Reid’s book has all the elements: terror, inspiration, exhilaration and truth. Add Reid’s narrative ability, and the result is a book that’s hard to put down. — Don Dale
Selfish Expression
Kip Kotzen and Thomas Beller are co-editors of an essay collection whose goal is to focus on the work of the most widely read contemporary writer in America: J.D. Salinger. In the book “With Love and Squalor” (Broadway Books, $12.95) 14 writers offer essays, ranging from the touching to the irrelevant to the downright boring, about how Salinger’s work has affected them. In his introduction Kotzen explains that the idea for the book was not to just sing Salinger’s praises but “to elicit honest feelings.” Unfortunately, this is a rather loose method of creating a serious collection of essays. What happens again and again in the course of the book is that the writers make the mistake of using Salinger as an idea rather than an actual writer. The unfortunate result is that in almost every essay Salinger is either quickly forgotten or totally absent.

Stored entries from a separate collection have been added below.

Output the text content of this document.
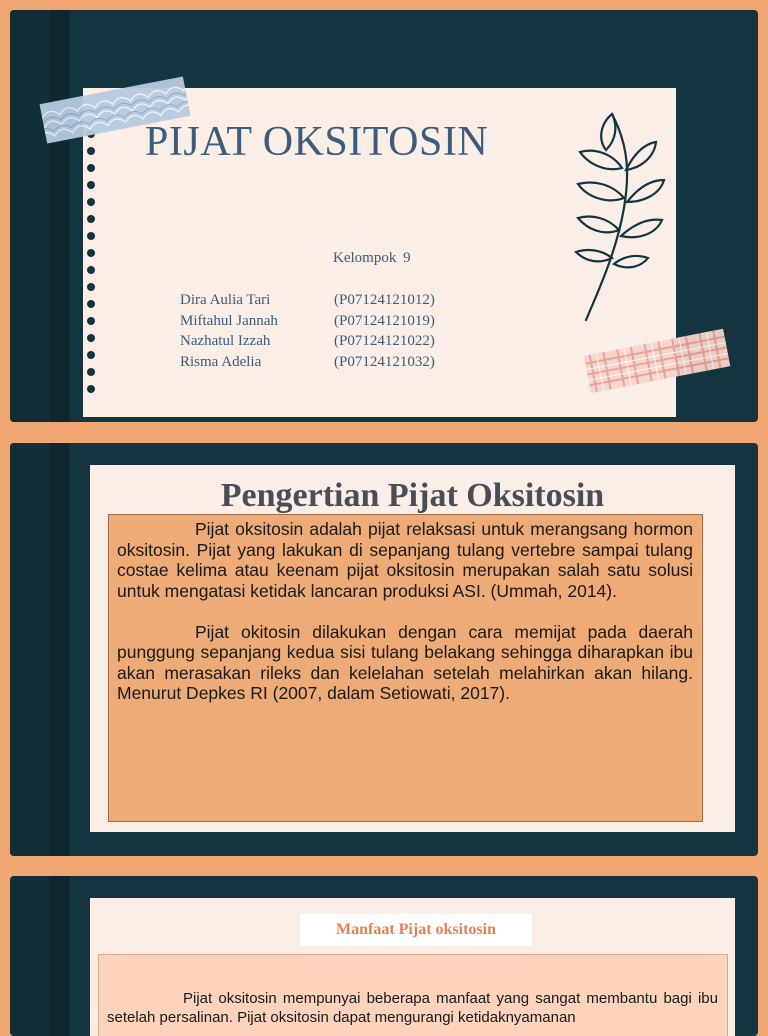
PIJAT OKSITOSIN
Kelompok 9
Dira Aulia Tari	(P07124121012)
Miftahul Jannah	(P07124121019)
Nazhatul Izzah	(P07124121022)
Risma Adelia	(P07124121032)
Pengertian Pijat Oksitosin

Pijat oksitosin adalah pijat relaksasi untuk merangsang hormon oksitosin. Pijat yang lakukan di sepanjang tulang vertebre sampai tulang costae kelima atau keenam pijat oksitosin merupakan salah satu solusi untuk mengatasi ketidak lancaran produksi ASI. (Ummah, 2014).

Pijat okitosin dilakukan dengan cara memijat pada daerah punggung sepanjang kedua sisi tulang belakang sehingga diharapkan ibu akan merasakan rileks dan kelelahan setelah melahirkan akan hilang. Menurut Depkes RI (2007, dalam Setiowati, 2017).

Manfaat Pijat oksitosin

Pijat oksitosin mempunyai beberapa manfaat yang sangat membantu bagi ibu setelah persalinan. Pijat oksitosin dapat mengurangi ketidaknyamanan
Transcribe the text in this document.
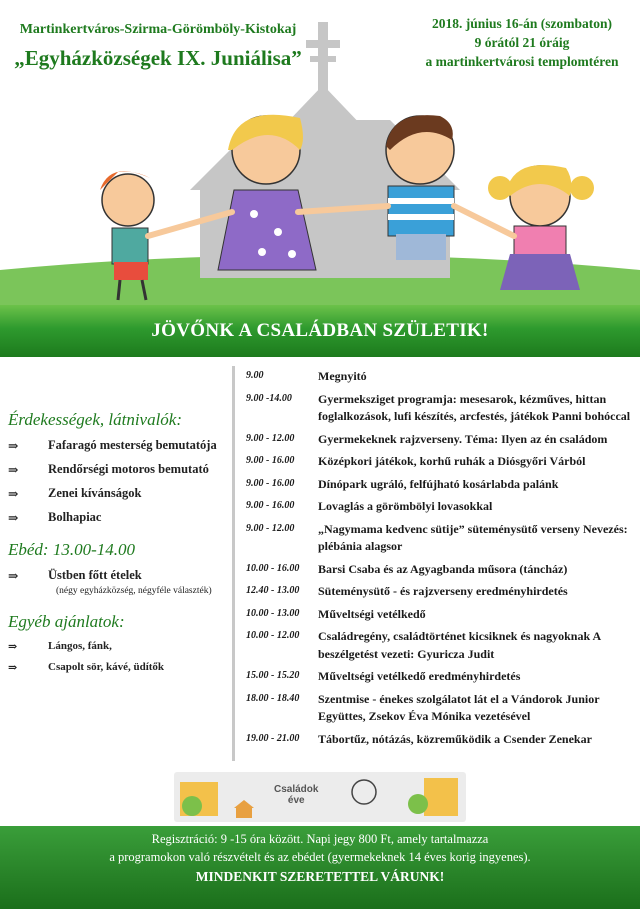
Martinkertváros-Szirma-Görömböly-Kistokaj
„Egyházközségek IX. Juniálisa”
2018. június 16-án (szombaton)
9 órától 21 óráig
a martinkertvárosi templomtéren
JÖVŐNK A CSALÁDBAN SZÜLETIK!
Érdekességek, látnivalók:
⇒	Fafaragó mesterség bemutatója
⇒	Rendőrségi motoros bemutató
⇒	Zenei kívánságok
⇒	Bolhapiac
Ebéd: 13.00-14.00
⇒	Üstben főtt ételek
(négy egyházközség, négyféle választék)
Egyéb ajánlatok:
⇒	Lángos, fánk,
⇒	Csapolt sör, kávé, üdítők
9.00	Megnyitó
9.00 -14.00	Gyermeksziget programja: mesesarok, kézműves, hittan foglalkozások, lufi készítés, arcfestés, játékok Panni bohóccal
9.00 - 12.00	Gyermekeknek rajzverseny. Téma: Ilyen az én családom
9.00 - 16.00	Középkori játékok, korhű ruhák a Diósgyőri Várból
9.00 - 16.00	Dínópark ugráló, felfújható kosárlabda palánk
9.00 - 16.00	Lovaglás a görömbölyi lovasokkal
9.00 - 12.00	„Nagymama kedvenc sütije” süteménysütő verseny Nevezés: plébánia alagsor
10.00 - 16.00	Barsi Csaba és az Agyagbanda műsora (táncház)
12.40 - 13.00	Süteménysütő - és rajzverseny eredményhirdetés
10.00 - 13.00	Műveltségi vetélkedő
10.00 - 12.00	Családregény, családtörténet kicsiknek és nagyoknak A beszélgetést vezeti: Gyuricza Judit
15.00 - 15.20	Műveltségi vetélkedő eredményhirdetés
18.00 - 18.40	Szentmise - énekes szolgálatot lát el a Vándorok Junior Együttes, Zsekov Éva Mónika vezetésével
19.00 - 21.00	Tábortűz, nótázás, közreműködik a Csender Zenekar
Családok
éve
Regisztráció: 9 -15 óra között. Napi jegy 800 Ft, amely tartalmazza
a programokon való részvételt és az ebédet (gyermekeknek 14 éves korig ingyenes).
MINDENKIT SZERETETTEL VÁRUNK!
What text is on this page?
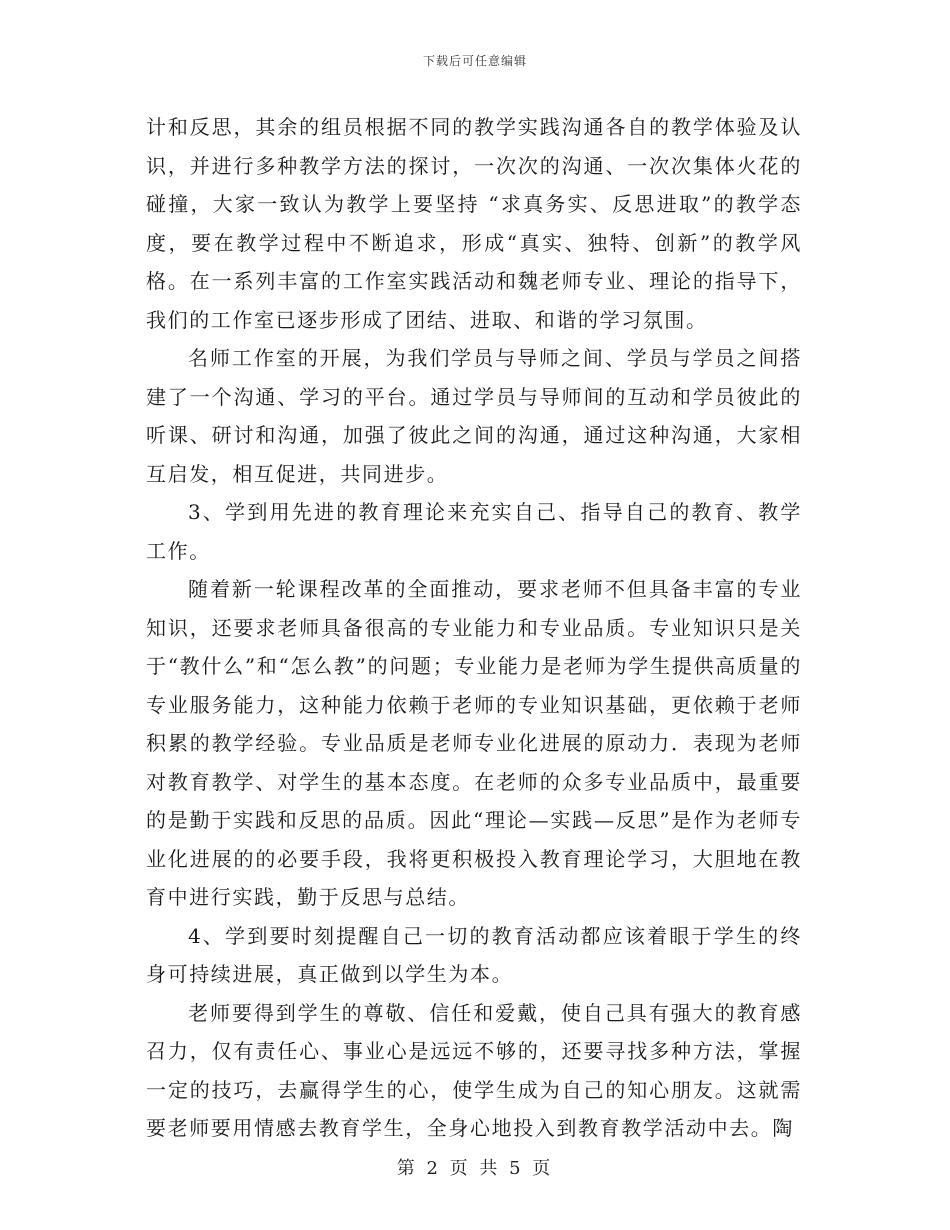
下载后可任意编辑

计和反思，其余的组员根据不同的教学实践沟通各自的教学体验及认识，并进行多种教学方法的探讨，一次次的沟通、一次次集体火花的碰撞，大家一致认为教学上要坚持 “求真务实、反思进取”的教学态度，要在教学过程中不断追求，形成“真实、独特、创新”的教学风格。在一系列丰富的工作室实践活动和魏老师专业、理论的指导下，我们的工作室已逐步形成了团结、进取、和谐的学习氛围。

名师工作室的开展，为我们学员与导师之间、学员与学员之间搭建了一个沟通、学习的平台。通过学员与导师间的互动和学员彼此的听课、研讨和沟通，加强了彼此之间的沟通，通过这种沟通，大家相互启发，相互促进，共同进步。

3、学到用先进的教育理论来充实自己、指导自己的教育、教学工作。

随着新一轮课程改革的全面推动，要求老师不但具备丰富的专业知识，还要求老师具备很高的专业能力和专业品质。专业知识只是关于“教什么”和“怎么教”的问题；专业能力是老师为学生提供高质量的专业服务能力，这种能力依赖于老师的专业知识基础，更依赖于老师积累的教学经验。专业品质是老师专业化进展的原动力．表现为老师对教育教学、对学生的基本态度。在老师的众多专业品质中，最重要的是勤于实践和反思的品质。因此“理论—实践—反思”是作为老师专业化进展的的必要手段，我将更积极投入教育理论学习，大胆地在教育中进行实践，勤于反思与总结。

4、学到要时刻提醒自己一切的教育活动都应该着眼于学生的终身可持续进展，真正做到以学生为本。

老师要得到学生的尊敬、信任和爱戴，使自己具有强大的教育感召力，仅有责任心、事业心是远远不够的，还要寻找多种方法，掌握一定的技巧，去赢得学生的心，使学生成为自己的知心朋友。这就需要老师要用情感去教育学生，全身心地投入到教育教学活动中去。陶

第 2 页 共 5 页
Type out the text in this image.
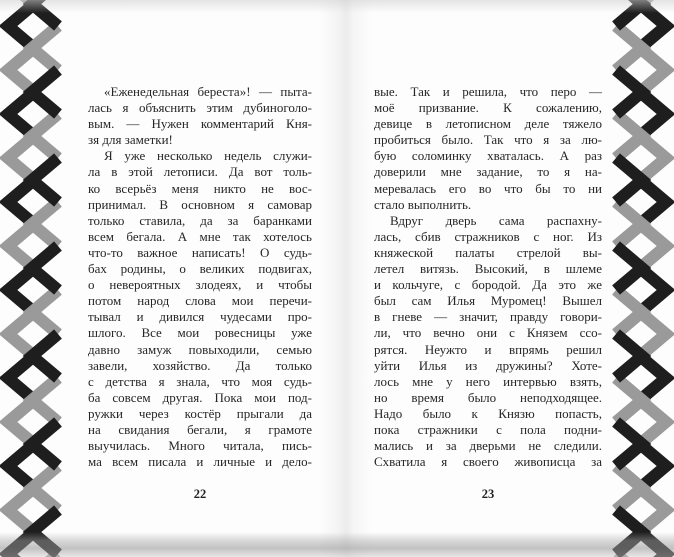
«Еженедельная береста»! — пыта-
лась я объяснить этим дубиноголо-
вым. — Нужен комментарий Кня-
зя для заметки!
Я уже несколько недель служи-
ла в этой летописи. Да вот толь-
ко всерьёз меня никто не вос-
принимал. В основном я самовар
только ставила, да за баранками
всем бегала. А мне так хотелось
что-то важное написать! О судь-
бах родины, о великих подвигах,
о невероятных злодеях, и чтобы
потом народ слова мои перечи-
тывал и дивился чудесами про-
шлого. Все мои ровесницы уже
давно замуж повыходили, семью
завели, хозяйство. Да только
с детства я знала, что моя судь-
ба совсем другая. Пока мои под-
ружки через костёр прыгали да
на свидания бегали, я грамоте
выучилась. Много читала, пись-
ма всем писала и личные и дело-
22
вые. Так и решила, что перо —
моё призвание. К сожалению,
девице в летописном деле тяжело
пробиться было. Так что я за лю-
бую соломинку хваталась. А раз
доверили мне задание, то я на-
меревалась его во что бы то ни
стало выполнить.
Вдруг дверь сама распахну-
лась, сбив стражников с ног. Из
княжеской палаты стрелой вы-
летел витязь. Высокий, в шлеме
и кольчуге, с бородой. Да это же
был сам Илья Муромец! Вышел
в гневе — значит, правду говори-
ли, что вечно они с Князем ссо-
рятся. Неужто и впрямь решил
уйти Илья из дружины? Хоте-
лось мне у него интервью взять,
но время было неподходящее.
Надо было к Князю попасть,
пока стражники с пола подни-
мались и за дверьми не следили.
Схватила я своего живописца за
23
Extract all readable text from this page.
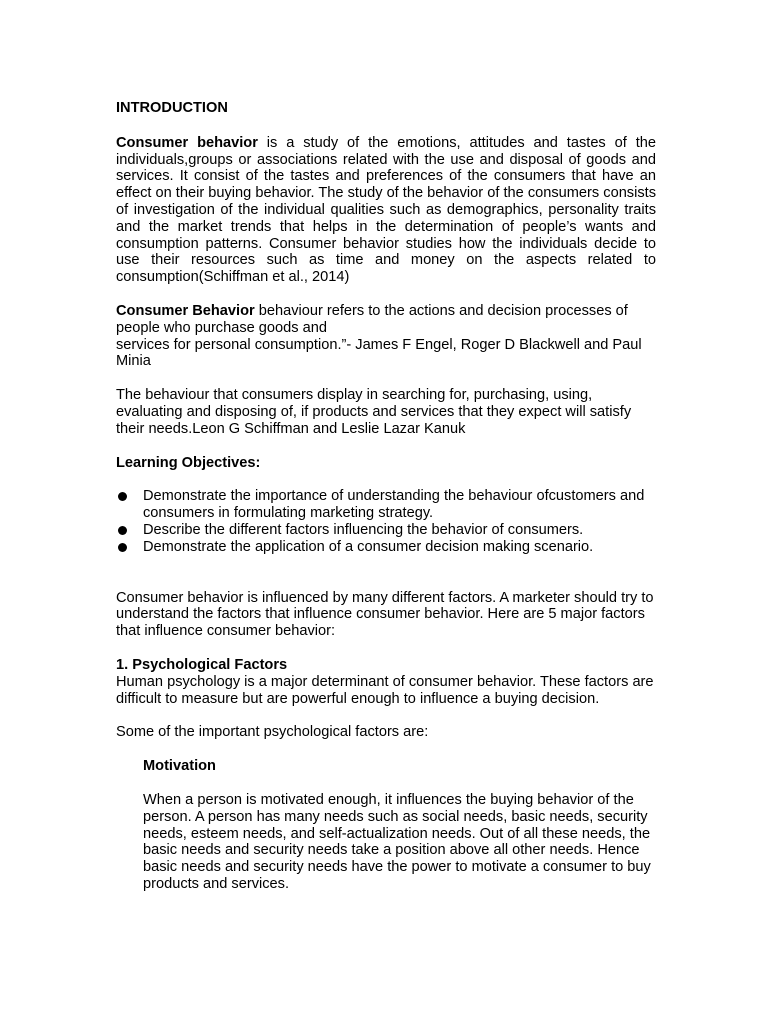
INTRODUCTION

Consumer behavior is a study of the emotions, attitudes and tastes of the individuals,groups or associations related with the use and disposal of goods and services. It consist of the tastes and preferences of the consumers that have an effect on their buying behavior. The study of the behavior of the consumers consists of investigation of the individual qualities such as demographics, personality traits and the market trends that helps in the determination of people’s wants and consumption patterns. Consumer behavior studies how the individuals decide to use their resources such as time and money on the aspects related to consumption(Schiffman et al., 2014)

Consumer Behavior behaviour refers to the actions and decision processes of people who purchase goods and
services for personal consumption.”- James F Engel, Roger D Blackwell and Paul Minia

The behaviour that consumers display in searching for, purchasing, using, evaluating and disposing of, if products and services that they expect will satisfy their needs.Leon G Schiffman and Leslie Lazar Kanuk

Learning Objectives:
Demonstrate the importance of understanding the behaviour ofcustomers and consumers in formulating marketing strategy.
Describe the different factors influencing the behavior of consumers.
Demonstrate the application of a consumer decision making scenario.

Consumer behavior is influenced by many different factors. A marketer should try to understand the factors that influence consumer behavior. Here are 5 major factors that influence consumer behavior:

1. Psychological Factors

Human psychology is a major determinant of consumer behavior. These factors are difficult to measure but are powerful enough to influence a buying decision.

Some of the important psychological factors are:

Motivation

When a person is motivated enough, it influences the buying behavior of the person. A person has many needs such as social needs, basic needs, security needs, esteem needs, and self-actualization needs. Out of all these needs, the basic needs and security needs take a position above all other needs. Hence basic needs and security needs have the power to motivate a consumer to buy products and services.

Even though the authors claim to be influenced by Salinger, this influence becomes just a springboard for them to discuss themselves. Ironically, the authors, in attempting to honor Salinger, present themselves in same way as the “phony types” who plague characters like Holden Caufield. While there are some very good essays in the collection — Thomas Beller and Walter Kirn provide the best — for the most part “With Love” falls short of being impressive. Most of the essays are overly affected, making the authors appear more concerned with self-aggrandizement than “honest responses” to Salinger’s work. In the end, Beller and Kirn’s subject is far above the tribute they offer. — Francis W. Decker
Heads Up:
Local novelist and Richmond Times-Dispatch editor Howard Owen will sign his new book “The Rail” at the Barnes & Noble bookstore in Short Pump on Thursday May 23 at 7 p.m. For more information call 360-0103.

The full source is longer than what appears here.